Somewhere between Kay’s initial entrance – with her coiffed blonde curls and emerald green satin dress – and Harry’s decision to poison Pat’s indigestion medicine – courtesy of darkroom chemicals from the friendly neighbourhood pharmacy – it becomes clear that Married Life is a feature-length love note to the screwball comedies of its period.

All throughout the forties, Hollywood experienced a comedic renaissance as it realized its potential as a jointly visual and auditory medium.  Writers, imported en masse from Broadway in the thirties, settled into their new playground, and the silent antics of Chaplin and Keaton were superceded by the frenetic witticisms delivered by Cary Grant and James Stewart and Katherine Hepburn.  Many of the best films of the period were comedies of remarriage – an unhappy couple divorce, flirt with outsiders and then remarry – because the Production Code in effect at the time banned the depiction of extramarital affairs.  Married Life is the Screwball Comedy That Never Was; unbound by a pesky Production Code, affairs come out of the woodwork of Harry and Pat’s weekend cottage.

Patricia Clarkson and Rachel McAdams split Hepburn’s prodigious talents – Clarkson possesses the same exquisite comic timing and effortless grace while McAdams inherits Hepburn’s angular beauty and haute couture imperiousness.  One of the film’s many tongue-in-cheek jokes is that McAdams’s Kay, with her Barbie-doll proportions and mischievous mouth, lives alone and chaste in a suburban house (her favourite leisure activity is reading, for chrissakes).

Chris Cooper plays the sort of upper-middle-class everyman that James Stewart became famous portraying in films like Mr Smith Goes to Washington and It’s a Wonderful Life.  Cooper plays Harry as a man who is both meticulous and nervous, both long-suffering and short-sighted.  He’s a wonderful naïf.

And if ever a man was meant to slip into Cary Grant’s loafers, it’s Pierce Brosnan.  As the suave, debonair Richard Langley, he simply runs away with the picture.  I’ve had a schoolboy crush on Brosnan ever since I saw him in 1995’s Goldeneye as suave, debonair James Bond.  As his boyish good looks matured – gray hairs creeping around his temples, his cheeks and chest filling out – my infatuation matured correspondingly into a leisurely long-lasting love.  I enjoyed him as the suave, debonair Thomas Crown in The Thomas Crown Affair, and as the suave, debonair (and unstable) Julian Noble in The Matador.  Sure, he hasn’t displayed the greatest range in his career.  Neither did Grant.  But when these guys don a fedora, no one, on screen or off, can resist.

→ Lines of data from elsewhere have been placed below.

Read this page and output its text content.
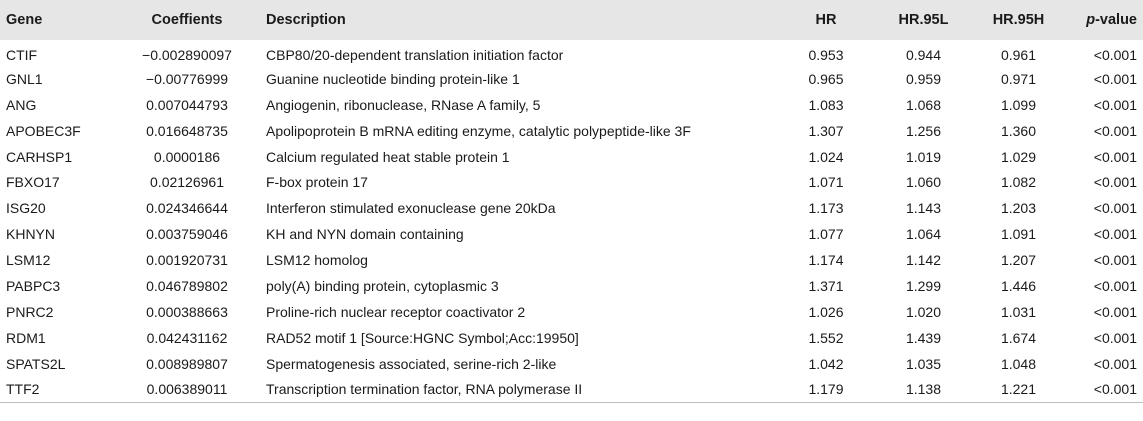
Gene	Coeffients	Description	HR	HR.95L	HR.95H	p-value
CTIF	−0.002890097	CBP80/20-dependent translation initiation factor	0.953	0.944	0.961	<0.001
GNL1	−0.00776999	Guanine nucleotide binding protein-like 1	0.965	0.959	0.971	<0.001
ANG	0.007044793	Angiogenin, ribonuclease, RNase A family, 5	1.083	1.068	1.099	<0.001
APOBEC3F	0.016648735	Apolipoprotein B mRNA editing enzyme, catalytic polypeptide-like 3F	1.307	1.256	1.360	<0.001
CARHSP1	0.0000186	Calcium regulated heat stable protein 1	1.024	1.019	1.029	<0.001
FBXO17	0.02126961	F-box protein 17	1.071	1.060	1.082	<0.001
ISG20	0.024346644	Interferon stimulated exonuclease gene 20kDa	1.173	1.143	1.203	<0.001
KHNYN	0.003759046	KH and NYN domain containing	1.077	1.064	1.091	<0.001
LSM12	0.001920731	LSM12 homolog	1.174	1.142	1.207	<0.001
PABPC3	0.046789802	poly(A) binding protein, cytoplasmic 3	1.371	1.299	1.446	<0.001
PNRC2	0.000388663	Proline-rich nuclear receptor coactivator 2	1.026	1.020	1.031	<0.001
RDM1	0.042431162	RAD52 motif 1 [Source:HGNC Symbol;Acc:19950]	1.552	1.439	1.674	<0.001
SPATS2L	0.008989807	Spermatogenesis associated, serine-rich 2-like	1.042	1.035	1.048	<0.001
TTF2	0.006389011	Transcription termination factor, RNA polymerase II	1.179	1.138	1.221	<0.001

The film’s opening credit sequence is a joy in and of itself, as oil paintings of high heels and floral bedsheets come to life while Doris Day scats through “I Can’t Give You Anything But Love”.  It establishes the deadly serious frivolity embodied in the actors’ performances and in the sets and costumes seemingly pulled intact from the Metro-Goldwyn-Mayer vault.  Gwendolyn Margetson’s art direction is a playful mix of Art Deco extravagance and suburban utilitarianism.  Michael Dennison’s costumes are classic studio-era, and like the classics, he distinguishes his characters with clever separation of style and colour – Brosnan’s jackets and vests are cut closer than Cooper’s; McAdams gets the Technicolor brights and Clarkson the pastel housepaint tones.

Yes, it’s a Hollywood movie made by a guy who loves old Hollywood movies, so of course it ends well.  The boys get the girls.  Which boy, which girl?  I can keep a secret as well as the next guy.